前言
Go
1.19 发布时更新了内存一致性模型,刚好可以结合 Russ Cox
之前写的科普向文章一起来理解一下,尽管文章里没有讨论到 GPU
和 Linux Kernel
的内存一致性模型,但
总体上还是有很高的可读性,不记笔记感觉对不起这么好的材料。
P.S. “内存模型”这个名词视语境不同可以有完全不同的解释,我个人建议尽量不要滥用。
memory model:
- address space layout
- memory addressing scheme
- memory allocation scheme
- memory object model
- memory ordering
- memory segmentation
- type layout
参考资料
- Memory Models
- The Go Memory Model
- Linux-Kernel Memory Model (LKMM)
- Standard library:
笔记整理
memory consistency model:
- about the visibility and consistency of memory operations in multithreaded contexts
- cross-disciplinary contract: hardware <-> compilers <-> programmers
valid optimizations do not change the behavior of valid programs
- processor optimizations: largely revolves around how writes are propagated to other threads
- compiler optimizations: largely revolves around reordering of instructions
Data Race ∈ Race Condition
Every race involves at least one write: two uncoordinated reads do not race with each other.
SCPV (sequential consistency per variable), AT (Atomicity), HB (Happens-before), PB (Propagates-before)
The total order over all the synchronizing operations is separate from the happens-before relationship. It is not true that there is a happens-before edge in one direction or the other between every lock, unlock, or volatile variable access in a program: you only get a happens-before edge from a write to a read that observes the write.
关键原子指令
- read–modify–write (RMW)
- compare-and-swap (CAS)
- load-linked/store-conditional (LL/SC) / load-reserved/store-conditional (LR/SC)
- load-acquire/store-release (LDAR/STLR)
硬件内存模型 (Symmetric multiprocessing)
- Sequential Consistency: the ideal model
- Total Store Order (TSO):
x86
- Weak Consistency:
RISC-V
- Relaxed Consistency:
ARM
- Data-Race-Free Sequential Consistency (DRF-SC): current consensus
The gap between what is allowed and what is observed makes for unfortunate future surprises: hardware implementing a stronger model than technically guaranteed encourages dependence on the stronger behavior and means that future, weaker hardware will break programs, validly or not.
编程语言内存模型 (Concurrency)
All modern hardware guarantees coherence, which can also be viewed as sequential consistency for the operations on a single memory location. It turns out that, because of program reordering during compilation, modern languages do not even provide coherence.

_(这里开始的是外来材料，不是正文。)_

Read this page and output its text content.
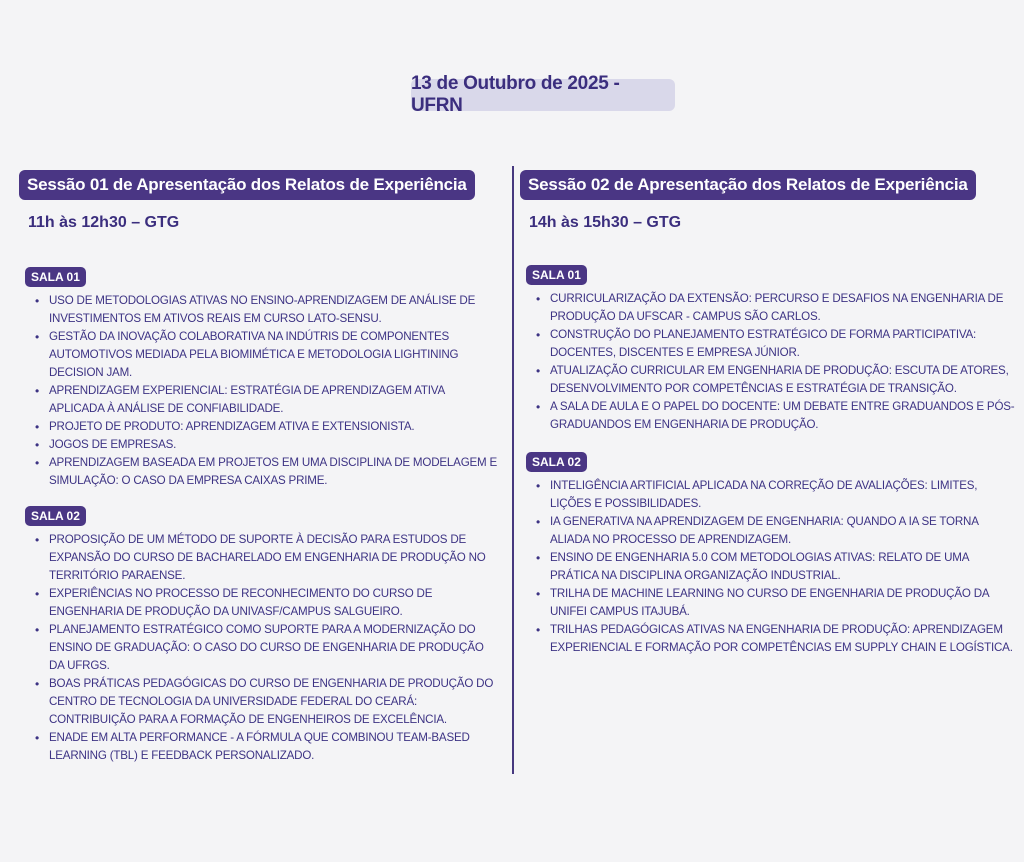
13 de Outubro de 2025 - UFRN
Sessão 01 de Apresentação dos Relatos de Experiência
11h às 12h30 – GTG
SALA 01
• USO DE METODOLOGIAS ATIVAS NO ENSINO-APRENDIZAGEM DE ANÁLISE DE INVESTIMENTOS EM ATIVOS REAIS EM CURSO LATO-SENSU.
• GESTÃO DA INOVAÇÃO COLABORATIVA NA INDÚTRIS DE COMPONENTES AUTOMOTIVOS MEDIADA PELA BIOMIMÉTICA E METODOLOGIA LIGHTINING DECISION JAM.
• APRENDIZAGEM EXPERIENCIAL: ESTRATÉGIA DE APRENDIZAGEM ATIVA APLICADA À ANÁLISE DE CONFIABILIDADE.
• PROJETO DE PRODUTO: APRENDIZAGEM ATIVA E EXTENSIONISTA.
• JOGOS DE EMPRESAS.
• APRENDIZAGEM BASEADA EM PROJETOS EM UMA DISCIPLINA DE MODELAGEM E SIMULAÇÃO: O CASO DA EMPRESA CAIXAS PRIME.
SALA 02
• PROPOSIÇÃO DE UM MÉTODO DE SUPORTE À DECISÃO PARA ESTUDOS DE EXPANSÃO DO CURSO DE BACHARELADO EM ENGENHARIA DE PRODUÇÃO NO TERRITÓRIO PARAENSE.
• EXPERIÊNCIAS NO PROCESSO DE RECONHECIMENTO DO CURSO DE ENGENHARIA DE PRODUÇÃO DA UNIVASF/CAMPUS SALGUEIRO.
• PLANEJAMENTO ESTRATÉGICO COMO SUPORTE PARA A MODERNIZAÇÃO DO ENSINO DE GRADUAÇÃO: O CASO DO CURSO DE ENGENHARIA DE PRODUÇÃO DA UFRGS.
• BOAS PRÁTICAS PEDAGÓGICAS DO CURSO DE ENGENHARIA DE PRODUÇÃO DO CENTRO DE TECNOLOGIA DA UNIVERSIDADE FEDERAL DO CEARÁ: CONTRIBUIÇÃO PARA A FORMAÇÃO DE ENGENHEIROS DE EXCELÊNCIA.
• ENADE EM ALTA PERFORMANCE - A FÓRMULA QUE COMBINOU TEAM-BASED LEARNING (TBL) E FEEDBACK PERSONALIZADO.
Sessão 02 de Apresentação dos Relatos de Experiência
14h às 15h30 – GTG
SALA 01
• CURRICULARIZAÇÃO DA EXTENSÃO: PERCURSO E DESAFIOS NA ENGENHARIA DE PRODUÇÃO DA UFSCAR - CAMPUS SÃO CARLOS.
• CONSTRUÇÃO DO PLANEJAMENTO ESTRATÉGICO DE FORMA PARTICIPATIVA: DOCENTES, DISCENTES E EMPRESA JÚNIOR.
• ATUALIZAÇÃO CURRICULAR EM ENGENHARIA DE PRODUÇÃO: ESCUTA DE ATORES, DESENVOLVIMENTO POR COMPETÊNCIAS E ESTRATÉGIA DE TRANSIÇÃO.
• A SALA DE AULA E O PAPEL DO DOCENTE: UM DEBATE ENTRE GRADUANDOS E PÓS-GRADUANDOS EM ENGENHARIA DE PRODUÇÃO.
SALA 02
• INTELIGÊNCIA ARTIFICIAL APLICADA NA CORREÇÃO DE AVALIAÇÕES: LIMITES, LIÇÕES E POSSIBILIDADES.
• IA GENERATIVA NA APRENDIZAGEM DE ENGENHARIA: QUANDO A IA SE TORNA ALIADA NO PROCESSO DE APRENDIZAGEM.
• ENSINO DE ENGENHARIA 5.0 COM METODOLOGIAS ATIVAS: RELATO DE UMA PRÁTICA NA DISCIPLINA ORGANIZAÇÃO INDUSTRIAL.
• TRILHA DE MACHINE LEARNING NO CURSO DE ENGENHARIA DE PRODUÇÃO DA UNIFEI CAMPUS ITAJUBÁ.
• TRILHAS PEDAGÓGICAS ATIVAS NA ENGENHARIA DE PRODUÇÃO: APRENDIZAGEM EXPERIENCIAL E FORMAÇÃO POR COMPETÊNCIAS EM SUPPLY CHAIN E LOGÍSTICA.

Coherence is easier for hardware to provide than for compilers because hardware can apply dynamic optimizations: it can adjust the optimization paths based on the exact addresses involved in a given sequence of memory reads and writes. In contrast, compilers can only apply static optimizations: they have to write out, ahead of time, an instruction sequence that will be correct no matter what addresses and values are involved.
Threads Cannot Be Implemented As a Library: languages cannot be silent about the semantics of multithreaded execution.
- DRF-SC
- happens-before relation through synchronization operations
- total order with interleaved execution
- atomics (atomic variables/atomic operations)
- non-synchronizing
- relaxed: for hiding races, provide no ordering, cannot be used to build new synchronization primitives
- synchronizing (message receive/message send)
- sequentially consistent (strong)
- acquire/release (weak): coherence-only, provide limited ordering, create happens-before relation but do not provide DRF-SC
- non-synchronizing
- memory barriers/fences
- high-level synchronization mechanisms
- semaphore (binary semaphore/counting semaphore)
- spinlock
- barrier
- mutex
- readers–writer lock
- condition variable (signal/notify_one and broadcast/notify_all)
- monitor
- channel (buffered/unbuffered)
- atomic reference counting
- once
- pool
- future (explicit/implicit)
- futex
- sequence lock
- read-copy-update
- semantics for racy programs
- defines the behavior and possible results
- as undefined behavior: DRF-SC or Catch Fire
- distinguish invalid compiler optimizations
- prohibit paradoxes like out-of-thin-air values (acausality)
写在最后
When it comes to programs with races, both programmers and compilers should remember the advice: don't be clever. (Clear is better than clever.)